Frédérique Vidal se cantonne pour l’instant à en appeler à la « responsabilité individuelle » des étudiants et à se défausser. Pourtant la responsabilité de chacun n’a rien de mesurable avec celle du gouvernement. Le Covid dévoile au grand jour la casse de l’enseignement supérieur par les gouvernements successifs, entre manque de moyens, de places et de professeurs. Alors que la rentrée n’a pas encore eu lieu partout, les trop nombreuses images de classes surchargées qui favorisent la propagation du virus en raison du manque de personnel et de salles de cours disponibles sont très inquiétantes.

Dans le secondaire la situation est sensiblement similaire. Alors que le protocole a été dévoilé par le cabinet du ministre de l’enseignement supérieur, la veille de la rentrée à minuit, à l’impréparation et à l’amateurisme s’est ajoutée la réalité d’une Ecole aux moyens insuffisants.
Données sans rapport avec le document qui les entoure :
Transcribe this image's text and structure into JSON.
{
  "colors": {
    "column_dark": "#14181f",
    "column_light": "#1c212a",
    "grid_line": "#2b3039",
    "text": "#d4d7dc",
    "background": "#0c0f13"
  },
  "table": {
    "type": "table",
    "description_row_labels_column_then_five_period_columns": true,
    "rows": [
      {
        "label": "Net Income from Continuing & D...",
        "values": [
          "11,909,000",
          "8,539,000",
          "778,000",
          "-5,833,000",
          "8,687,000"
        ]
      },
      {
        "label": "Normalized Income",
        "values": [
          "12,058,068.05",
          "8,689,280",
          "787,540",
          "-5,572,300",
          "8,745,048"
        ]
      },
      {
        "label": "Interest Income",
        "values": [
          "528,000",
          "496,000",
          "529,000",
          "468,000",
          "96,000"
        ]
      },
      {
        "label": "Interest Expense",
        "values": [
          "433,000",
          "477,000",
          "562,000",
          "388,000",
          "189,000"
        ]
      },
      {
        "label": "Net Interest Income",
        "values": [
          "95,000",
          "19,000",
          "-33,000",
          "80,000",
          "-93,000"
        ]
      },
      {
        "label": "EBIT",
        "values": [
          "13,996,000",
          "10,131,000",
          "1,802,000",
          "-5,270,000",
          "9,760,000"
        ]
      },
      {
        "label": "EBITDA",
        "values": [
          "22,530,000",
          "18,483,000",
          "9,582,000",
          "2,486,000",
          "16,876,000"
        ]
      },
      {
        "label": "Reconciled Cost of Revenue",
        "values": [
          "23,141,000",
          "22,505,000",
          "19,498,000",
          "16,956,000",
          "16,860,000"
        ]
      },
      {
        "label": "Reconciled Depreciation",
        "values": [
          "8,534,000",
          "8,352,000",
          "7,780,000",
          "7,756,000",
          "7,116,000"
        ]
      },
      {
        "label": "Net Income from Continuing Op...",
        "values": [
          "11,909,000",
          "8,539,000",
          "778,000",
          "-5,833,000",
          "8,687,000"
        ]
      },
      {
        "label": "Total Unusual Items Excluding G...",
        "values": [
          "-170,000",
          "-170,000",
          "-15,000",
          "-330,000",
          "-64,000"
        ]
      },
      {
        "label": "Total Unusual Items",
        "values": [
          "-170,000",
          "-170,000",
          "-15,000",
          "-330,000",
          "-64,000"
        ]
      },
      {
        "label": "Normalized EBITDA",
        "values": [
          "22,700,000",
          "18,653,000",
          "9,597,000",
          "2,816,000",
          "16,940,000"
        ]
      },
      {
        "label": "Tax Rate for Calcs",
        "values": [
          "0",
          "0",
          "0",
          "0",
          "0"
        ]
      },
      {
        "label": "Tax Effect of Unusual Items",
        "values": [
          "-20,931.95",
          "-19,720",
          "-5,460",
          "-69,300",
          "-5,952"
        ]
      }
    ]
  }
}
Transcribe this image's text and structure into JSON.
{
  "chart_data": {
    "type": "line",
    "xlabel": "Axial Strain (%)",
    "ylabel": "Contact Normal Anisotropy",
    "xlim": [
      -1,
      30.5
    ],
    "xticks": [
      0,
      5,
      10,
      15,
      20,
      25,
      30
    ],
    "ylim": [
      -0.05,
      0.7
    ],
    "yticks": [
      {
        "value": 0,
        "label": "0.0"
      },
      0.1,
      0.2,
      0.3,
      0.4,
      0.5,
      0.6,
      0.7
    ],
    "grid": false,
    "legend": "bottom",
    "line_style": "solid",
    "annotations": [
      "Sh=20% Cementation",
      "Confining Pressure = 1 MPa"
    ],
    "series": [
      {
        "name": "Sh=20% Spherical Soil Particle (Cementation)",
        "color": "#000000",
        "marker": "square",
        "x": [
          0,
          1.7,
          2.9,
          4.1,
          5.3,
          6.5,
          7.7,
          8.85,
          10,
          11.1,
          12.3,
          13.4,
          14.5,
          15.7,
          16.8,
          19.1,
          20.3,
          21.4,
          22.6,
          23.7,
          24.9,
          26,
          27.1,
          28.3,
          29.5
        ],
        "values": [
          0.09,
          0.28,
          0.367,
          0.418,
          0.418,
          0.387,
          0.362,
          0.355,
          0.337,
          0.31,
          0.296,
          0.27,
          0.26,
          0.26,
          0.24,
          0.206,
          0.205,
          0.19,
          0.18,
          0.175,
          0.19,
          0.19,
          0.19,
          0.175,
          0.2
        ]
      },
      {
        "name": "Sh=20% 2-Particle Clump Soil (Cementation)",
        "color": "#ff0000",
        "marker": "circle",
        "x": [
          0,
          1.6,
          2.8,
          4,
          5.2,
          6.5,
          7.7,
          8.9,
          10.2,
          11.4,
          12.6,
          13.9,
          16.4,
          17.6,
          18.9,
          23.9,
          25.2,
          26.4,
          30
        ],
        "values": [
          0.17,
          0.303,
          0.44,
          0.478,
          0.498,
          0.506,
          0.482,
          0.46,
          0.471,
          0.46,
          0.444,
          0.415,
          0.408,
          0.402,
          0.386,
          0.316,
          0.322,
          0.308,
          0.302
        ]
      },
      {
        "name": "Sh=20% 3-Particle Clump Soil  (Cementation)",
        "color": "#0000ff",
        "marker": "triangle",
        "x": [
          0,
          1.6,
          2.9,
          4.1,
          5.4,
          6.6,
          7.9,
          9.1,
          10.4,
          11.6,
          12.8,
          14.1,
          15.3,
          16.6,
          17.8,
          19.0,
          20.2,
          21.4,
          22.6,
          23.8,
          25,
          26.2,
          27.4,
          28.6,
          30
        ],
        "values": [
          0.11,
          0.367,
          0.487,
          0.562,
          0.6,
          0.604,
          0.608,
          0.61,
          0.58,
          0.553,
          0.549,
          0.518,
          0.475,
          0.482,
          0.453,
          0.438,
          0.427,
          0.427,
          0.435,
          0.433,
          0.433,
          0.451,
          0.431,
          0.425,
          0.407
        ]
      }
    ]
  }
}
Ainsi depuis la rentrés les communiqués ou les droits de retrait dénonçant les classes surchargées, l’impossibilité, parfois pour les enseignants de faire se laver les mains aux enfants quand dans un quart des écoles les points d’eau manquent, … se succèdent. Depuis la rentrée 524 classes et 32 établissements entiers ont déjà dû fermer.

Dans une telle situation, le monde du travail devra se mobiliser non seulement face à la crise, mais aussi pour exiger des moyens sanitaires supplémentaires, des masques gratuits pour toutes et tous, l’augmentation des capacités de tests à l’heure où les laboratoires se disent débordés, et des moyens à la hauteur des besoins dans l’Education nationale et les entreprises. Dans le même temps il s’agira de lutter contre toutes les mesures répressives que le gouvernement met en place sous couvert de lutte contre le Covid-19. Si le confinement et le déconfinement nous ont appris quelque chose c’est que l’obtention de mesures essentielles à la hauteur ne pourra s’obtenir que par les luttes, et que dans les mains du gouvernement, la gestion sanitaire se transformera en attaque contre les travailleurs et nos droits. En ce sens le 17 septembre apparaît comme une date importante pour essayer de commencer à rassembler les différents secteurs combattifs afin d’imposer que les travailleurs et la jeunesse ne soient ni la variable d’ajustement de la crise économique qui vient ni les victimes de la crise sanitaire qui renaît.